Today’s soup was another cracker. I set out to make a lentil soup. I had onions, carrots, potatoes and over ripe tomatoes to hand and elected to flavour the soup with cumin and celery seeds. Garlic was involved of course, and also a little dried chopped parsley.
It was the best lentil soup that I have ever made. Very tasty and deep and seemingly rich, although no butter was involved. I used Hemp Oil to sauté the onions, hoping to impart a little nuttiness to the soup. The result was something of a revelation and it is a tactic that I shall certainly deploy again.
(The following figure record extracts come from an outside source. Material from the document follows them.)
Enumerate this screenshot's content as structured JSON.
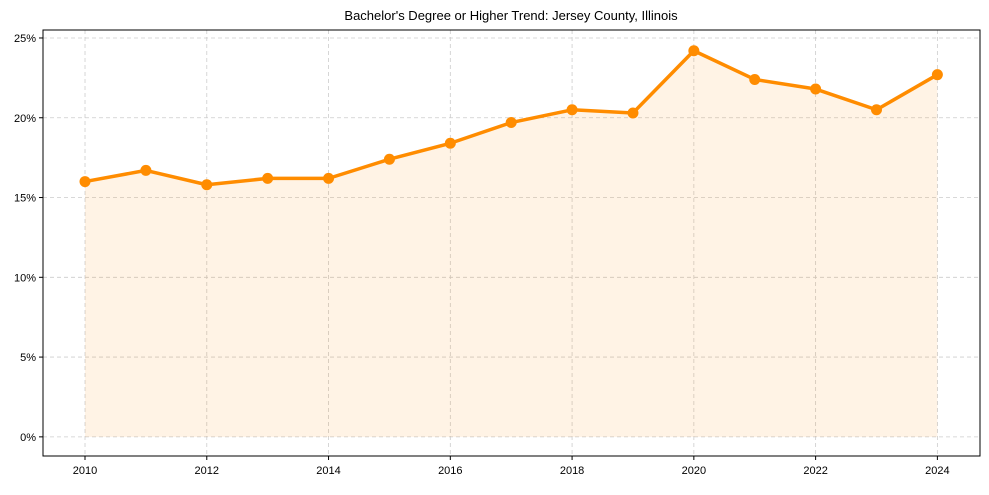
{
  "chart_data": {
    "type": "line",
    "title": "Bachelor's Degree or Higher Trend: Jersey County, Illinois",
    "xlabel": "",
    "ylabel": "",
    "x": [
      2010,
      2011,
      2012,
      2013,
      2014,
      2015,
      2016,
      2017,
      2018,
      2019,
      2020,
      2021,
      2022,
      2023,
      2024
    ],
    "series": [
      {
        "name": "Bachelor's Degree or Higher",
        "values": [
          16.0,
          16.7,
          15.8,
          16.2,
          16.2,
          17.4,
          18.4,
          19.7,
          20.5,
          20.3,
          24.2,
          22.4,
          21.8,
          20.5,
          22.7
        ]
      }
    ],
    "xlim": [
      2009.31,
      2024.7
    ],
    "ylim": [
      -1.2,
      25.5
    ],
    "xticks": [
      2010,
      2012,
      2014,
      2016,
      2018,
      2020,
      2022,
      2024
    ],
    "xtick_labels": [
      "2010",
      "2012",
      "2014",
      "2016",
      "2018",
      "2020",
      "2022",
      "2024"
    ],
    "yticks": [
      0,
      5,
      10,
      15,
      20,
      25
    ],
    "ytick_labels": [
      "0%",
      "5%",
      "10%",
      "15%",
      "20%",
      "25%"
    ],
    "grid": true,
    "line_color": "#ff8c00",
    "fill_color": "#ff8c00"
  }
}
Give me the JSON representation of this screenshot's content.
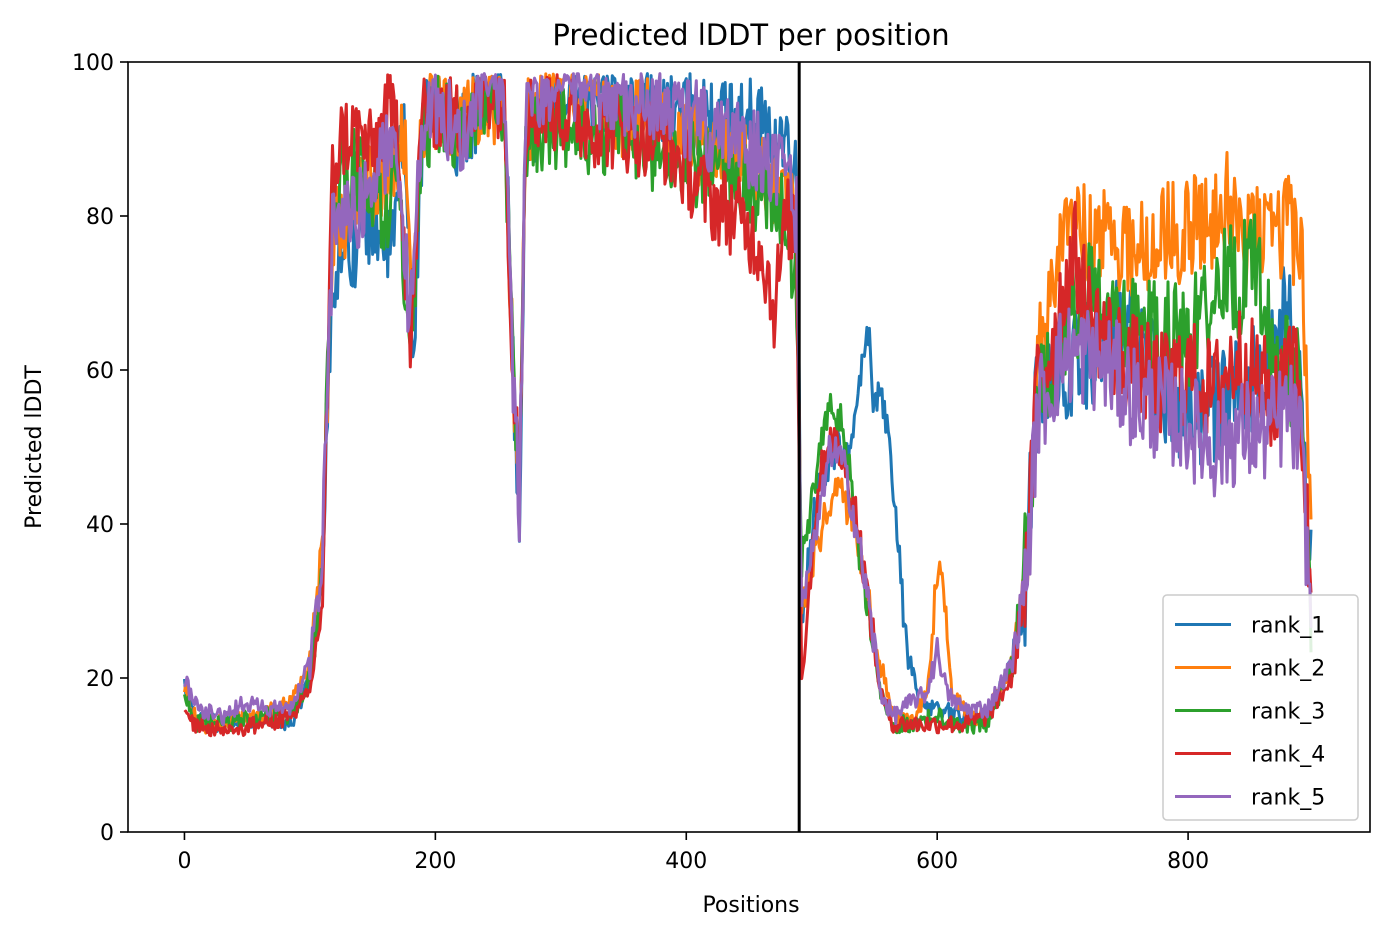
{
  "chart_data": {
    "type": "line",
    "title": "Predicted lDDT per position",
    "xlabel": "Positions",
    "ylabel": "Predicted lDDT",
    "xlim": [
      -45,
      945
    ],
    "ylim": [
      0,
      100
    ],
    "xticks": [
      0,
      200,
      400,
      600,
      800
    ],
    "yticks": [
      0,
      20,
      40,
      60,
      80,
      100
    ],
    "x_tick_labels": [
      "0",
      "200",
      "400",
      "600",
      "800"
    ],
    "y_tick_labels": [
      "0",
      "20",
      "40",
      "60",
      "80",
      "100"
    ],
    "grid": false,
    "legend_position": "lower-right",
    "chain_boundary_x": 490,
    "n_positions": 898,
    "series": [
      {
        "name": "rank_1",
        "color": "#1f77b4",
        "points": [
          [
            0,
            19
          ],
          [
            10,
            15
          ],
          [
            30,
            14
          ],
          [
            60,
            15
          ],
          [
            85,
            14
          ],
          [
            100,
            20
          ],
          [
            110,
            35
          ],
          [
            118,
            70
          ],
          [
            125,
            78
          ],
          [
            135,
            76
          ],
          [
            150,
            80
          ],
          [
            165,
            75
          ],
          [
            175,
            92
          ],
          [
            182,
            62
          ],
          [
            190,
            92
          ],
          [
            200,
            95
          ],
          [
            220,
            90
          ],
          [
            240,
            96
          ],
          [
            255,
            95
          ],
          [
            262,
            60
          ],
          [
            267,
            42
          ],
          [
            272,
            90
          ],
          [
            290,
            96
          ],
          [
            320,
            97
          ],
          [
            350,
            96
          ],
          [
            380,
            95
          ],
          [
            400,
            94
          ],
          [
            420,
            92
          ],
          [
            440,
            93
          ],
          [
            460,
            92
          ],
          [
            480,
            88
          ],
          [
            488,
            85
          ],
          [
            492,
            28
          ],
          [
            505,
            45
          ],
          [
            520,
            50
          ],
          [
            530,
            48
          ],
          [
            540,
            60
          ],
          [
            545,
            65
          ],
          [
            550,
            55
          ],
          [
            556,
            57
          ],
          [
            565,
            45
          ],
          [
            575,
            25
          ],
          [
            585,
            17
          ],
          [
            600,
            16
          ],
          [
            620,
            15
          ],
          [
            640,
            15
          ],
          [
            660,
            22
          ],
          [
            670,
            30
          ],
          [
            678,
            55
          ],
          [
            690,
            60
          ],
          [
            700,
            60
          ],
          [
            720,
            62
          ],
          [
            740,
            65
          ],
          [
            760,
            63
          ],
          [
            780,
            58
          ],
          [
            800,
            54
          ],
          [
            820,
            55
          ],
          [
            840,
            57
          ],
          [
            860,
            60
          ],
          [
            870,
            65
          ],
          [
            880,
            68
          ],
          [
            885,
            60
          ],
          [
            890,
            55
          ],
          [
            898,
            33
          ]
        ]
      },
      {
        "name": "rank_2",
        "color": "#ff7f0e",
        "points": [
          [
            0,
            19
          ],
          [
            10,
            14
          ],
          [
            30,
            14
          ],
          [
            60,
            15
          ],
          [
            85,
            17
          ],
          [
            100,
            22
          ],
          [
            110,
            38
          ],
          [
            118,
            78
          ],
          [
            130,
            80
          ],
          [
            145,
            84
          ],
          [
            165,
            85
          ],
          [
            175,
            90
          ],
          [
            182,
            70
          ],
          [
            190,
            93
          ],
          [
            200,
            94
          ],
          [
            220,
            92
          ],
          [
            240,
            95
          ],
          [
            255,
            94
          ],
          [
            262,
            60
          ],
          [
            267,
            45
          ],
          [
            272,
            92
          ],
          [
            290,
            95
          ],
          [
            320,
            96
          ],
          [
            350,
            93
          ],
          [
            380,
            92
          ],
          [
            400,
            90
          ],
          [
            420,
            88
          ],
          [
            440,
            87
          ],
          [
            460,
            85
          ],
          [
            480,
            84
          ],
          [
            488,
            80
          ],
          [
            492,
            28
          ],
          [
            505,
            38
          ],
          [
            520,
            45
          ],
          [
            535,
            40
          ],
          [
            545,
            30
          ],
          [
            555,
            22
          ],
          [
            565,
            15
          ],
          [
            580,
            14
          ],
          [
            592,
            18
          ],
          [
            598,
            30
          ],
          [
            602,
            35
          ],
          [
            606,
            30
          ],
          [
            612,
            18
          ],
          [
            625,
            15
          ],
          [
            640,
            15
          ],
          [
            660,
            22
          ],
          [
            672,
            35
          ],
          [
            680,
            60
          ],
          [
            690,
            70
          ],
          [
            700,
            80
          ],
          [
            705,
            83
          ],
          [
            720,
            76
          ],
          [
            740,
            78
          ],
          [
            760,
            75
          ],
          [
            780,
            78
          ],
          [
            800,
            78
          ],
          [
            820,
            80
          ],
          [
            830,
            83
          ],
          [
            840,
            76
          ],
          [
            860,
            78
          ],
          [
            870,
            76
          ],
          [
            880,
            80
          ],
          [
            890,
            75
          ],
          [
            895,
            60
          ],
          [
            898,
            35
          ]
        ]
      },
      {
        "name": "rank_3",
        "color": "#2ca02c",
        "points": [
          [
            0,
            18
          ],
          [
            10,
            14
          ],
          [
            30,
            14
          ],
          [
            60,
            15
          ],
          [
            85,
            15
          ],
          [
            100,
            20
          ],
          [
            110,
            33
          ],
          [
            118,
            82
          ],
          [
            130,
            87
          ],
          [
            145,
            84
          ],
          [
            160,
            80
          ],
          [
            170,
            86
          ],
          [
            180,
            58
          ],
          [
            190,
            90
          ],
          [
            200,
            93
          ],
          [
            220,
            91
          ],
          [
            240,
            96
          ],
          [
            255,
            93
          ],
          [
            262,
            60
          ],
          [
            267,
            45
          ],
          [
            272,
            90
          ],
          [
            290,
            92
          ],
          [
            320,
            90
          ],
          [
            350,
            91
          ],
          [
            380,
            88
          ],
          [
            400,
            87
          ],
          [
            420,
            86
          ],
          [
            440,
            85
          ],
          [
            460,
            83
          ],
          [
            480,
            81
          ],
          [
            488,
            68
          ],
          [
            492,
            35
          ],
          [
            505,
            48
          ],
          [
            515,
            55
          ],
          [
            525,
            53
          ],
          [
            535,
            40
          ],
          [
            545,
            28
          ],
          [
            555,
            18
          ],
          [
            565,
            14
          ],
          [
            580,
            14
          ],
          [
            600,
            15
          ],
          [
            620,
            14
          ],
          [
            640,
            14
          ],
          [
            660,
            22
          ],
          [
            672,
            38
          ],
          [
            680,
            58
          ],
          [
            690,
            60
          ],
          [
            700,
            65
          ],
          [
            720,
            70
          ],
          [
            740,
            65
          ],
          [
            760,
            66
          ],
          [
            780,
            65
          ],
          [
            800,
            64
          ],
          [
            820,
            70
          ],
          [
            830,
            73
          ],
          [
            840,
            70
          ],
          [
            850,
            77
          ],
          [
            860,
            68
          ],
          [
            870,
            60
          ],
          [
            880,
            60
          ],
          [
            890,
            58
          ],
          [
            898,
            30
          ]
        ]
      },
      {
        "name": "rank_4",
        "color": "#d62728",
        "points": [
          [
            0,
            15
          ],
          [
            10,
            14
          ],
          [
            30,
            13
          ],
          [
            60,
            14
          ],
          [
            85,
            15
          ],
          [
            100,
            18
          ],
          [
            110,
            30
          ],
          [
            118,
            85
          ],
          [
            125,
            90
          ],
          [
            135,
            91
          ],
          [
            150,
            88
          ],
          [
            160,
            93
          ],
          [
            170,
            93
          ],
          [
            180,
            62
          ],
          [
            190,
            95
          ],
          [
            200,
            94
          ],
          [
            220,
            92
          ],
          [
            240,
            97
          ],
          [
            255,
            95
          ],
          [
            262,
            60
          ],
          [
            267,
            48
          ],
          [
            272,
            93
          ],
          [
            290,
            94
          ],
          [
            320,
            92
          ],
          [
            350,
            91
          ],
          [
            380,
            90
          ],
          [
            400,
            86
          ],
          [
            420,
            82
          ],
          [
            440,
            80
          ],
          [
            460,
            76
          ],
          [
            470,
            68
          ],
          [
            480,
            80
          ],
          [
            488,
            78
          ],
          [
            492,
            20
          ],
          [
            505,
            45
          ],
          [
            515,
            52
          ],
          [
            525,
            48
          ],
          [
            535,
            42
          ],
          [
            545,
            30
          ],
          [
            555,
            18
          ],
          [
            565,
            14
          ],
          [
            580,
            14
          ],
          [
            600,
            14
          ],
          [
            620,
            14
          ],
          [
            640,
            15
          ],
          [
            660,
            20
          ],
          [
            672,
            35
          ],
          [
            680,
            60
          ],
          [
            690,
            62
          ],
          [
            700,
            70
          ],
          [
            710,
            75
          ],
          [
            720,
            68
          ],
          [
            740,
            63
          ],
          [
            760,
            60
          ],
          [
            780,
            58
          ],
          [
            800,
            60
          ],
          [
            820,
            57
          ],
          [
            840,
            62
          ],
          [
            860,
            58
          ],
          [
            870,
            55
          ],
          [
            880,
            65
          ],
          [
            890,
            55
          ],
          [
            898,
            30
          ]
        ]
      },
      {
        "name": "rank_5",
        "color": "#9467bd",
        "points": [
          [
            0,
            20
          ],
          [
            10,
            16
          ],
          [
            30,
            15
          ],
          [
            50,
            17
          ],
          [
            60,
            16
          ],
          [
            85,
            16
          ],
          [
            100,
            22
          ],
          [
            110,
            35
          ],
          [
            118,
            78
          ],
          [
            125,
            82
          ],
          [
            135,
            80
          ],
          [
            150,
            85
          ],
          [
            160,
            88
          ],
          [
            170,
            90
          ],
          [
            180,
            65
          ],
          [
            190,
            93
          ],
          [
            200,
            95
          ],
          [
            220,
            90
          ],
          [
            240,
            98
          ],
          [
            255,
            96
          ],
          [
            262,
            60
          ],
          [
            267,
            41
          ],
          [
            272,
            96
          ],
          [
            290,
            97
          ],
          [
            320,
            97
          ],
          [
            350,
            96
          ],
          [
            380,
            95
          ],
          [
            400,
            93
          ],
          [
            420,
            91
          ],
          [
            440,
            90
          ],
          [
            460,
            88
          ],
          [
            480,
            86
          ],
          [
            488,
            80
          ],
          [
            492,
            28
          ],
          [
            505,
            40
          ],
          [
            515,
            50
          ],
          [
            525,
            48
          ],
          [
            535,
            40
          ],
          [
            545,
            30
          ],
          [
            555,
            18
          ],
          [
            565,
            15
          ],
          [
            580,
            17
          ],
          [
            592,
            18
          ],
          [
            598,
            23
          ],
          [
            602,
            23
          ],
          [
            608,
            18
          ],
          [
            620,
            16
          ],
          [
            640,
            16
          ],
          [
            660,
            22
          ],
          [
            672,
            35
          ],
          [
            680,
            55
          ],
          [
            690,
            58
          ],
          [
            700,
            62
          ],
          [
            720,
            62
          ],
          [
            740,
            60
          ],
          [
            760,
            56
          ],
          [
            780,
            55
          ],
          [
            800,
            53
          ],
          [
            820,
            50
          ],
          [
            840,
            52
          ],
          [
            860,
            52
          ],
          [
            870,
            53
          ],
          [
            880,
            55
          ],
          [
            890,
            50
          ],
          [
            898,
            28
          ]
        ]
      }
    ]
  }
}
Warm a heavy bottomed pan with a little Hemp Oil in it. Toss in a large onion, diced. When the onions becomes soft and translucent add diced carrots and potatoes in equivalent quantity to the onions and season well. Toss in some mashed garlic, two teaspoons of cumin seeds and one of celery seed and cook for a minute or two. Stir in a cup of red lentils – washed, picked and drained. Add vegetable stock to cover, and simmer until the veg are tender and the lentils have broken down and thickened the soup. Stir in a large ripe tomato, cubed, and a handful of parsley. Simmer gently, adding a final seasoning to taste.
I had intended to serve my soup with home-made pitta breads. I got things wrong and accidentally thawed some naan instead. No matter, they worked equally well. They are just as good for dunking.